Luís Varatojo

"As pessoas não entendem que o direito a fazer política é a única arma que têm à mão”

Luís Varatojo

Luís Varatojo faz parte da história da música nacional. Conhecido por projetos como Peste & Sida, Linha da Frente, A Naifa ou Fandango, o músico e produtor inicia agora uma nova aventura com o projeto Luta Livre, onde reinventa a música de intervenção. A mensagem é clara, e pretende ser um abanão nestes tempos de adormecimento em que vivemos.

Luta Livre é um projeto que se define como música de intervenção com uma linguagem estética moderna. A cantiga continua a ser uma arma?

A cantiga pode sempre ser uma arma, e como dizia José Mário Branco “tudo depende da bala e da pontaria”. Usando esta terminologia mais bélica, parece-me que há muitos tipos de balas e muitos tipos de alvos. Tudo começa com a decisão do atirador, que escolhe a arma, a munição e o alvo. Depois, se quiser acertar, pode treinar a pontaria. Ou então atira para o ar.
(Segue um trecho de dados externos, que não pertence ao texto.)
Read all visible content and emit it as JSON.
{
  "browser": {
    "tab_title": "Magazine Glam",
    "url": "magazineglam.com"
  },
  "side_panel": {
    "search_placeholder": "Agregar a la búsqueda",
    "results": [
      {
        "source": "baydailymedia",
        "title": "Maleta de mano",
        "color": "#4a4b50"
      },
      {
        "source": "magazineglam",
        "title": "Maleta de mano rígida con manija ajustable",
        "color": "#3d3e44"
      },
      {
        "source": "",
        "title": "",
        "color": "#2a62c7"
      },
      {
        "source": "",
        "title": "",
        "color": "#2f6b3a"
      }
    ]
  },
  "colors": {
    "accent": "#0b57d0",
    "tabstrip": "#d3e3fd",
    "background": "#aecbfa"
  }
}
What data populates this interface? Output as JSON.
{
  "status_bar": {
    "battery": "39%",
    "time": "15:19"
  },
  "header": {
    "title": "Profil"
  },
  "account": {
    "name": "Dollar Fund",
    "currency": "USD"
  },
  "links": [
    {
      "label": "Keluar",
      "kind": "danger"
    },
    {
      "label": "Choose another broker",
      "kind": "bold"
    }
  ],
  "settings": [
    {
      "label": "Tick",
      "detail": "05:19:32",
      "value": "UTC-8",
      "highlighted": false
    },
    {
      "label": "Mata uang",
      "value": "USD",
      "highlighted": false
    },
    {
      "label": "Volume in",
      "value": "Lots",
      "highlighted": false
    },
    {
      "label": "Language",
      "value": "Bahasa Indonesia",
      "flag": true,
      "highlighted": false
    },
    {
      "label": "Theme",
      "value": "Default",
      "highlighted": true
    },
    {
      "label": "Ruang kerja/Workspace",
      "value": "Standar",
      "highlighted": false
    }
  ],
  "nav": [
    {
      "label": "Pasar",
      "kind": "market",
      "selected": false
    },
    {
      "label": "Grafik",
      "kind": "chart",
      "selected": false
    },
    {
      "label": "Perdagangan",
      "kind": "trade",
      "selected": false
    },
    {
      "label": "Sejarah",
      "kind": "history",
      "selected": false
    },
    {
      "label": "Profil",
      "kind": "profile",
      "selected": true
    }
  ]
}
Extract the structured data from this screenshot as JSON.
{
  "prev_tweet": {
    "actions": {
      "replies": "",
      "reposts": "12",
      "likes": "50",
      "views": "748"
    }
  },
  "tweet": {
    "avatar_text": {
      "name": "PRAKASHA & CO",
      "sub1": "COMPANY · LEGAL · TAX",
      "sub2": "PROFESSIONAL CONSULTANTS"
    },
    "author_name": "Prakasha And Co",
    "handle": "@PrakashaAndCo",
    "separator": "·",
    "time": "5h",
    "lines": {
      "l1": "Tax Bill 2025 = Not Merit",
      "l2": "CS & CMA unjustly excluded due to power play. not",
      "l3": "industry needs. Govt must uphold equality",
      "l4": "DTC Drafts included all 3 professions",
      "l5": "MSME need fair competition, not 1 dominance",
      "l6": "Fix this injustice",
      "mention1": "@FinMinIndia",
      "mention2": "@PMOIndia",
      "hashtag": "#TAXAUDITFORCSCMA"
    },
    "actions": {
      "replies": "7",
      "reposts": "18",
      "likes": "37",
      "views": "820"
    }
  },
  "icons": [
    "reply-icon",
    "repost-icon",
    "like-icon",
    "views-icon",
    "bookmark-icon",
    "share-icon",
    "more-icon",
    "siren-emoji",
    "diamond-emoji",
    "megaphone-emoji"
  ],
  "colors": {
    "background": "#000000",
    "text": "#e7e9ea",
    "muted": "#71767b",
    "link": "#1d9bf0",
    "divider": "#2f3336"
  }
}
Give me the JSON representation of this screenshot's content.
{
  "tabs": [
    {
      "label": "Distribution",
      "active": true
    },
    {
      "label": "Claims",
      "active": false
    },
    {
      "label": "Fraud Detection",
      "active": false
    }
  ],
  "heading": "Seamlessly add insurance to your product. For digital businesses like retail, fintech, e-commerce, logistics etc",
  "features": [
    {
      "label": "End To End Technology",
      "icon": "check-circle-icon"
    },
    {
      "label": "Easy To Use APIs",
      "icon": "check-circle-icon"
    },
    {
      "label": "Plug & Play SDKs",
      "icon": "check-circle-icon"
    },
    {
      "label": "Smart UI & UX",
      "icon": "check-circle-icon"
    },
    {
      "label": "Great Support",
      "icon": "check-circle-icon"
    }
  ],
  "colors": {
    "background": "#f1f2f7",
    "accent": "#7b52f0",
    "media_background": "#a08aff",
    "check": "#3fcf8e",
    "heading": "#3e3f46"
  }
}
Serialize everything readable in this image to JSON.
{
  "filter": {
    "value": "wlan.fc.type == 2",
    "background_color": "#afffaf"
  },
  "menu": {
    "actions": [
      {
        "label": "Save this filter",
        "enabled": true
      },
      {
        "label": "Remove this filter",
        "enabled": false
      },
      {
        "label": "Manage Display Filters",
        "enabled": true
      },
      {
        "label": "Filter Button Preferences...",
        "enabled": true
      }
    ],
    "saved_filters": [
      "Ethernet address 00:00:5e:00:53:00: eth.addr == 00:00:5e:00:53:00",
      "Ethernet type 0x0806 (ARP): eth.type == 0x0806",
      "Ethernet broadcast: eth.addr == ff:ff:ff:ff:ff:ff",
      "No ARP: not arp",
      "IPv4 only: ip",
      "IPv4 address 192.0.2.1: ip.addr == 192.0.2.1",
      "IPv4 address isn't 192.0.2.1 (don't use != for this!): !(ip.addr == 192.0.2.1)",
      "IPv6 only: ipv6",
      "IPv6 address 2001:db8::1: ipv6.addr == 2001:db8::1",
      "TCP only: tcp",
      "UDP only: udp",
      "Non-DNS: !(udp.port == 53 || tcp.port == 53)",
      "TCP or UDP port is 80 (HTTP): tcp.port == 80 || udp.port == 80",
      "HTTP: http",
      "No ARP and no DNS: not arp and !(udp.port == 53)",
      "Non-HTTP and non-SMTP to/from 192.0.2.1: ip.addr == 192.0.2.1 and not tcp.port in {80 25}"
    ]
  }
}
Quero eu dizer que a música sempre foi um meio de transmissão de mensagens por excelência, e onde as hipóteses são imensas. A intervenção pode acontecer de diversas formas, mesmo sem um discurso abertamente político. Por vezes, basta sabotar determinadas fórmulas ou falar de determinados assuntos para que se crie algum desconforto. O que interessa é pôr o ouvinte a pensar em coisas em que habitualmente não pensa. Ou a questionar coisas que habitualmente não questiona. É óbvio que a bala que faz mais estrago é aquela que vem carregada com política. E, hoje em dia, precisamos tanto de pôr as pessoas a participar na política…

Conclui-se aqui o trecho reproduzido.